Paleontolog André Leroi-Gourhan (1911-1986) yerleşiklerin ve göçebelerin kullandığı iki farklı uzamdan söz ediyordu; yerleşikler, merkezinde tahıl ambarının yer aldığı eşmerkezli çemberler şeklinde yayılıyorlar uzamda. En bilinen, en denetlenen merkezin etrafına çizilen çemberlerle, bilinemez olana doğru yayılıyor yerleşik toplum. En dıştaki çember bilinemez olanla temas ediyor. Bir bakıma çemberlerin içi, kozmosun farklı derecelerini gösteren aşamalı geçişler sergiliyor. En dıştaki çemberin ötesinde ise ‘terra incognita’ ya da bilinmeyen topraklar uzanıyor. Yerleşikler açısından bu topraklar kaosu temsil ediyor; bu topraklara yönelik fetihçi hareketler kaosu kozmos, ya da düzensizliği düzen haline sokma hareketleri aslında. Yerleşik toplum eşmerkezli çemberlere yenisini ekleyerek kendi kozmosunu genişletiyor, bilinmeyen toprakları, bilinir hale getiriyor. Göçebeler ise tersine kaynakları izleyerek ışınsal olarak hareket ediyorlar yeryüzü boyunca, yolculukla bağlantılı bir dünya imgesi sunuyorlar.
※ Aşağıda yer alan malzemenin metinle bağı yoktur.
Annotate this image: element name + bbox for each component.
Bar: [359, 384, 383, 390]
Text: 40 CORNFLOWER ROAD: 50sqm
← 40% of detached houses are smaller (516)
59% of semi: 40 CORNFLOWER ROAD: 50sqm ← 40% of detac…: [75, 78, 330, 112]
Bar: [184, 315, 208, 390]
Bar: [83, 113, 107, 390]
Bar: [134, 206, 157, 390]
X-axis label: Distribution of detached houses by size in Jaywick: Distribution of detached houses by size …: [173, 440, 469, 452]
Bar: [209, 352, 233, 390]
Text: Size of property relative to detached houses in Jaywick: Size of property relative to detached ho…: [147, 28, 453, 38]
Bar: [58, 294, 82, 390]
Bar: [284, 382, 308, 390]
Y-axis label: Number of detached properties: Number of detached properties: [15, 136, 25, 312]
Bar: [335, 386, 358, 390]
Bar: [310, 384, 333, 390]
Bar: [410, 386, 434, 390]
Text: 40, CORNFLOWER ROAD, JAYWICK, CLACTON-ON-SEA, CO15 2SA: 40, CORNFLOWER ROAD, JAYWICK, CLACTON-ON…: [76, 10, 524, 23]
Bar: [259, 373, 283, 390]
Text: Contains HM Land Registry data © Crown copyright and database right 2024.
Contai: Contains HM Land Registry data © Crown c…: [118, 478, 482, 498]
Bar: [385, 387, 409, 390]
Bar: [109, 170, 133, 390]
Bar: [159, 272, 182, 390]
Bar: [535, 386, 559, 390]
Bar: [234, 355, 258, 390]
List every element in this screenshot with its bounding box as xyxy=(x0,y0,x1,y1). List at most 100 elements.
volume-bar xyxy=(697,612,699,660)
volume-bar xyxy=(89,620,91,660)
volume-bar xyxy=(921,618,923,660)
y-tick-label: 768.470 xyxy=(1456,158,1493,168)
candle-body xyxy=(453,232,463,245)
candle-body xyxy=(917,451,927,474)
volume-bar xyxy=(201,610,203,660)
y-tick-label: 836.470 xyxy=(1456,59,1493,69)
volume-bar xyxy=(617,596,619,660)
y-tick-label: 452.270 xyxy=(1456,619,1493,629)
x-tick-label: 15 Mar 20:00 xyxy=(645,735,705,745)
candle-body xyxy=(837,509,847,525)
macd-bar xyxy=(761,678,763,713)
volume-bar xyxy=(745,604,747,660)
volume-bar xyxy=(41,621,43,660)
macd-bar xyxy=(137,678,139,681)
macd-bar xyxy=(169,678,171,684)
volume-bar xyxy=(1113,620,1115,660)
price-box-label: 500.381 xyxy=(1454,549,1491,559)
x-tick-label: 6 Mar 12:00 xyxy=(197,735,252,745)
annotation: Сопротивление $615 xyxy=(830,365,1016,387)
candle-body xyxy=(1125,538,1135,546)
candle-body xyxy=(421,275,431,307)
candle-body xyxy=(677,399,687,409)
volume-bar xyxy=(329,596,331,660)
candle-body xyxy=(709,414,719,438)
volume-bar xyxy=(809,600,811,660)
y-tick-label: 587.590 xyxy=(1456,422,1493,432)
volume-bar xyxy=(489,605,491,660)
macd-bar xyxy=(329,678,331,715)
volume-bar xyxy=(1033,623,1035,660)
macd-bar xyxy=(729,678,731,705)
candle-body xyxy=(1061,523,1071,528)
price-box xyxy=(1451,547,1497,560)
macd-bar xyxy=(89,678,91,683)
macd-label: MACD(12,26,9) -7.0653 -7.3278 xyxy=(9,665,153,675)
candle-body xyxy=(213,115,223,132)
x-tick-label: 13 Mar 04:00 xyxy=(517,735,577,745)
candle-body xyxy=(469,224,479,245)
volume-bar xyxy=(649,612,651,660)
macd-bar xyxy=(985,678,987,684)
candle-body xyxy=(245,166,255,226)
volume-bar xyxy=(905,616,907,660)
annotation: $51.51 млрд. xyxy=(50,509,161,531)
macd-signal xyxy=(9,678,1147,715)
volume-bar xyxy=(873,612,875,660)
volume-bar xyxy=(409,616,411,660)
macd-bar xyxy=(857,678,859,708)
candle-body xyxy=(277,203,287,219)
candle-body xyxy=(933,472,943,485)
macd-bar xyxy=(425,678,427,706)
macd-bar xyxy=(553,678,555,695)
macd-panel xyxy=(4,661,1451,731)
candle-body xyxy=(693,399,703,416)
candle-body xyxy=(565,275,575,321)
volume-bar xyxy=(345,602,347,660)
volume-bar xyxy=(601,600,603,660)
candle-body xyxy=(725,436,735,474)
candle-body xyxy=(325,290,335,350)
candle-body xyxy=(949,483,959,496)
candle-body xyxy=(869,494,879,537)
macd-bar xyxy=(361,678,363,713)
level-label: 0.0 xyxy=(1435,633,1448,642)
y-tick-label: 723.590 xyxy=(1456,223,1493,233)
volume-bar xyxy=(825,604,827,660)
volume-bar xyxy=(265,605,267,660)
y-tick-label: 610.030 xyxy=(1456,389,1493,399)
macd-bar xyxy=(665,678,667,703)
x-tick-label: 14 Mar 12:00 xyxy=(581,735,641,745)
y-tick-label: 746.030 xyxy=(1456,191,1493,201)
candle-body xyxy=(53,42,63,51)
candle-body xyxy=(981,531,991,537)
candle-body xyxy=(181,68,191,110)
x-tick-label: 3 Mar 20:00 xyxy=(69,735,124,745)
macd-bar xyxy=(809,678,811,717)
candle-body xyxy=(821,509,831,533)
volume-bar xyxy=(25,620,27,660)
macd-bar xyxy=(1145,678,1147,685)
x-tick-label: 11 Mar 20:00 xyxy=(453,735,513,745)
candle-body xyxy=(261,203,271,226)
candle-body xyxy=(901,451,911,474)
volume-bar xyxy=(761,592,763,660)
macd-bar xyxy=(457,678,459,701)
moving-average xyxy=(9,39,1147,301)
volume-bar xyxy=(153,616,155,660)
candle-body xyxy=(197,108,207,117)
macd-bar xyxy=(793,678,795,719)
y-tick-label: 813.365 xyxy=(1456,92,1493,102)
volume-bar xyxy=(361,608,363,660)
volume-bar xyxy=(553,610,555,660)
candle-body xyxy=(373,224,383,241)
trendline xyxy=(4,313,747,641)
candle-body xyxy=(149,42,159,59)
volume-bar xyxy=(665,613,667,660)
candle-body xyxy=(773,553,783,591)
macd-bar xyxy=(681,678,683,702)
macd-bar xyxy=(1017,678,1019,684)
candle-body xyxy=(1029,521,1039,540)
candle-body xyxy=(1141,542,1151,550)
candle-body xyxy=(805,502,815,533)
Tophanedeki ‘artwalk’da yaşanan olayları yeniden düşünürken, Leroi-Gourhan’ın tespit ettiği bu farklı uzam örgütlenmelerini göz önünde tutmakta fayda var. Geleneksel mahalleler Leroi-Gourhan’ın sözünü ettiği eşmerkezli çemberler şeklinde uzamı örgütlerken, göçebe varoluşu taklit eden sermaye ise kaynakları izleyerek yeryüzü boyunca ışınsal olarak yayılıyor ve paranın yolculuğuyla bağlantılı bir dünya imgesi kuruyor.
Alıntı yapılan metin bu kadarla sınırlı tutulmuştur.